Having the right ingredients is important for every recipe. Of course this is true even when you’re mixing swine feeds.

To demonstrate the need to find the right mix, Kansas State University researchers, led by Crystal Groesbeck, research assistant, conducted two experiments that looked at salt as a mixing compound. They evaluated different particle sizes and preparation methods (unground salt at 730 microns or ground salt at 440 microns) on mixing efficiency.

Researchers used a 3,000-pound-capacity horizontal ribbon mixer to mix batches of feed. They collected 10 samples at eight times during the mixing process from pre-determined locations in the mixer to measure its efficiency.

In the first experiment, researchers prepared four 3,000-pound batches of feed, two with 440-micron salt and two with 730-micron salt. They analyzed both unground and ground samples, but found that all of the feed batches were inadequately mixed.

In the second experiment, researchers collected samples from 2,000-pound batches of feed made in the same 3,000-pound-capacity mixer. They analyzed four sizes of unground and ground salt particles. The studies’ results show that as salt-particle size decreased and mixing time increased, the result was a more uniform feed mixture.

Overall, these two experiments point out that salt size is important for an efficient and effective feed mixture, as is the amount of grinding time. It’s important to use a fine-mixing salt. If you use salt that’s too coarse, you will end up with misleading results,” says Mike Tokach, Kansas State University swine nutritionist.
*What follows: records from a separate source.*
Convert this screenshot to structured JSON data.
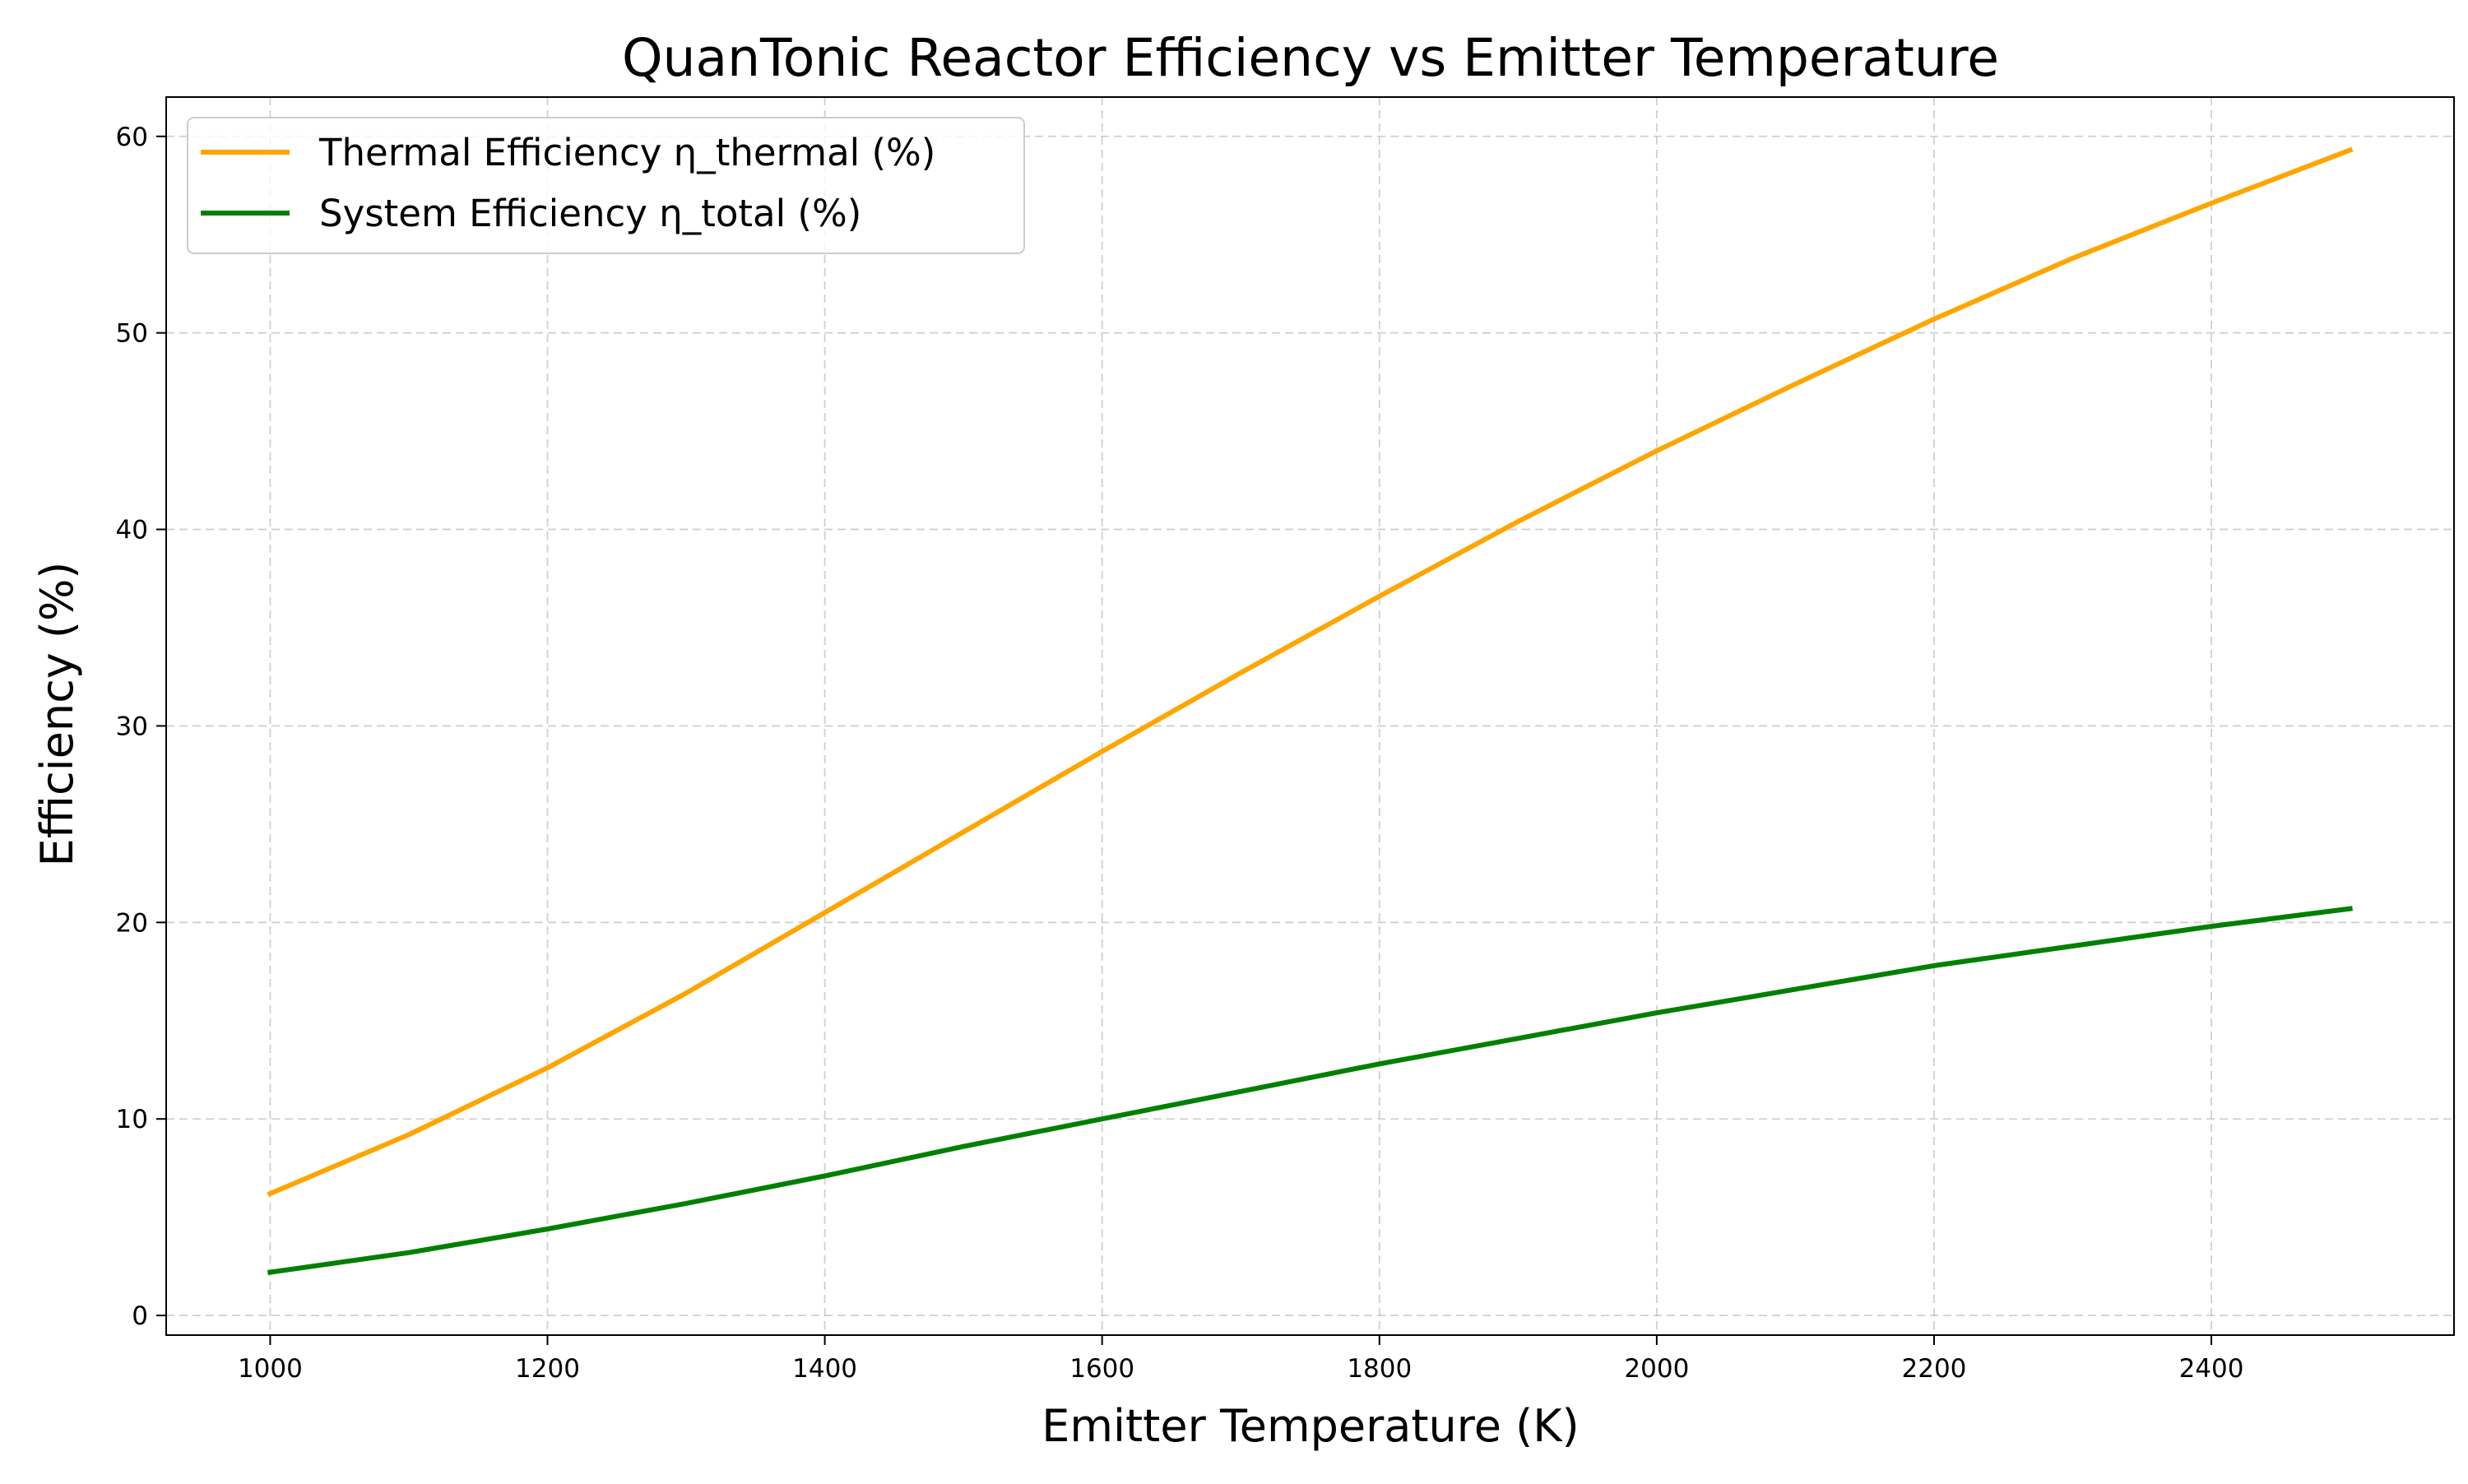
{
  "chart_data": {
    "type": "line",
    "title": "QuanTonic Reactor Efficiency vs Emitter Temperature",
    "xlabel": "Emitter Temperature (K)",
    "ylabel": "Efficiency (%)",
    "xlim": [
      925,
      2575
    ],
    "ylim": [
      -1,
      62
    ],
    "x_ticks": [
      1000,
      1200,
      1400,
      1600,
      1800,
      2000,
      2200,
      2400
    ],
    "y_ticks": [
      0,
      10,
      20,
      30,
      40,
      50,
      60
    ],
    "grid": true,
    "legend_position": "top-left",
    "x": [
      1000,
      1100,
      1200,
      1300,
      1400,
      1500,
      1600,
      1700,
      1800,
      1900,
      2000,
      2100,
      2200,
      2300,
      2400,
      2500
    ],
    "series": [
      {
        "name": "Thermal Efficiency η_thermal (%)",
        "color": "#FFA500",
        "values": [
          6.2,
          9.2,
          12.6,
          16.4,
          20.5,
          24.6,
          28.7,
          32.7,
          36.6,
          40.4,
          44.0,
          47.4,
          50.7,
          53.8,
          56.6,
          59.3
        ]
      },
      {
        "name": "System Efficiency η_total (%)",
        "color": "#008000",
        "values": [
          2.2,
          3.2,
          4.4,
          5.7,
          7.1,
          8.6,
          10.0,
          11.4,
          12.8,
          14.1,
          15.4,
          16.6,
          17.8,
          18.8,
          19.8,
          20.7
        ]
      }
    ]
  }
}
Also when the mixer is filled to the rated capacity, the batches may be too large to mix efficiently. “If you overfill a mixture, it simply won’t do an adequate job,” he adds.
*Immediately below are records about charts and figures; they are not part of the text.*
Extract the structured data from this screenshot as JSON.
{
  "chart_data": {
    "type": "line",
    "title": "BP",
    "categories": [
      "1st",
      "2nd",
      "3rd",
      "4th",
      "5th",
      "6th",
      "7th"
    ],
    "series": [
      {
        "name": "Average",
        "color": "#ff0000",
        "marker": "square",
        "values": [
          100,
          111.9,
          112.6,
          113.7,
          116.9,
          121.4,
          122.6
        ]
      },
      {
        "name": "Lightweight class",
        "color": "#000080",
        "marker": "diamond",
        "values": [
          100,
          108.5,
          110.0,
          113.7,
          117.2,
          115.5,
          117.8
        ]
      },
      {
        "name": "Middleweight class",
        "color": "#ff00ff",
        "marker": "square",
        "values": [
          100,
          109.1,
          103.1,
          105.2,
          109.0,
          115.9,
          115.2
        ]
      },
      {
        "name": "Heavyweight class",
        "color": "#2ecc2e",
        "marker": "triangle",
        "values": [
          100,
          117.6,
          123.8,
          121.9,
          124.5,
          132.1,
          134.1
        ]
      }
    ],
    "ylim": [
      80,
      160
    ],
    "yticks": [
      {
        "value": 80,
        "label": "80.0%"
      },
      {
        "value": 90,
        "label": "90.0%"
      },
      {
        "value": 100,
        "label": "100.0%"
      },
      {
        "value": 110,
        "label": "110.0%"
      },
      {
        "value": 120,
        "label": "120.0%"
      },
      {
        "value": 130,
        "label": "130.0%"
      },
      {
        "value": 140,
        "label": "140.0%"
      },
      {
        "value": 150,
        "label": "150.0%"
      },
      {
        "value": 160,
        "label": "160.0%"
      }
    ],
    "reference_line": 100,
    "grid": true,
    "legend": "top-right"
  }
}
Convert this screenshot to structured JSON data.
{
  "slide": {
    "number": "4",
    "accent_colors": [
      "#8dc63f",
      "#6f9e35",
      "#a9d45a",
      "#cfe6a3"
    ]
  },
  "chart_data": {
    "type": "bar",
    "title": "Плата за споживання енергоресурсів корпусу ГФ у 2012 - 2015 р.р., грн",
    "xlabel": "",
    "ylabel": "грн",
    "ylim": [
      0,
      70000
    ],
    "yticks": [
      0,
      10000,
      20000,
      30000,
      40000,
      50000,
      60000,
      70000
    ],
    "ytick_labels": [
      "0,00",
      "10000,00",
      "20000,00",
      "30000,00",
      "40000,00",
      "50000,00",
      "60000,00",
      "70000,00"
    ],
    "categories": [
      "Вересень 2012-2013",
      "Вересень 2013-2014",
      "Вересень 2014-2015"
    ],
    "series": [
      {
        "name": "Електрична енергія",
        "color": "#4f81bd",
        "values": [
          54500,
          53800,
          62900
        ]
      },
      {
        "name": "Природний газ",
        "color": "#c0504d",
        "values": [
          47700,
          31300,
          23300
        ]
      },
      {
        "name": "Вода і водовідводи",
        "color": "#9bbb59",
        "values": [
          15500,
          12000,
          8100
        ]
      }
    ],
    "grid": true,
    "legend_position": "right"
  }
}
Keep in mind, that salt isn’t the only ingredient that can be used to measure mixture efficiency. Some people use selenium or zinc. Tokach says the Kansas State researchers chose salt because it’s cost effective.

Another reason producers should be concerned about mixture efficiency is that pig performance — especially in the nursery — is hurt when feed ingredients aren’t mixed properly. Tokach points out that producers are using smaller-inclusion-rate products today, such as synthetic amino acids, which make it essential to have a well-mixed diet. There’s certainly more potential performance fallout if pigs don’t get the right mix of these ingredients. 
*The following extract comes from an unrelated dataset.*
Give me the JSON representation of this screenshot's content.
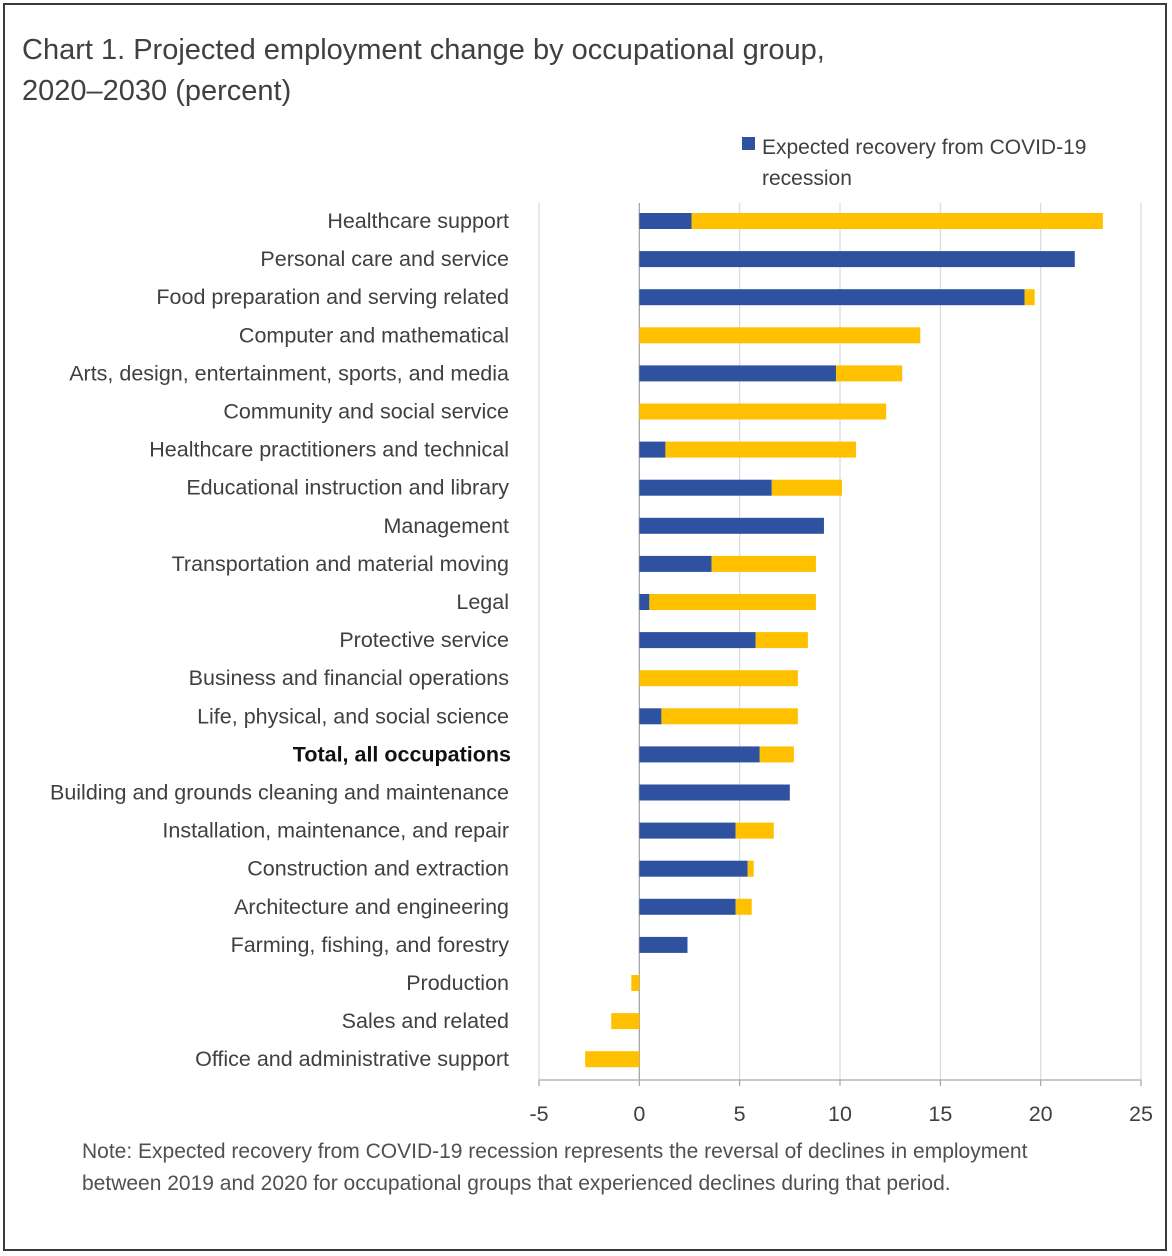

For example, a typical use rate for synthetic lysine is 3 to 6 pounds per ton, while you would use up to 3 pounds per ton of threonine, and only 0.5 to 1 pound of methionine per ton of feed. It’s important to get proper amounts of those amino acids into all pigs for adequate growth.

“In the many trials looking at mixture efficiency,” says Tokach. “we’ve found that if you don’t adequately mix diets in the nursery, it can reduce the pigs’ average daily gain and feed efficiency rates by 10 percent to 25 percent, depending on how bad the mix was.”

But along with monitoring your mixture efficiency, Tokach says it’s essential to use an accurate lab for the analysis. Talk to other producers, swine nutritionists, your local or state Extension representatives about which laboratories have a reputation for being thorough and accurate.

Remember, you need to find the right feed mix and amount to get the best growth performance and efficiency from your pigs.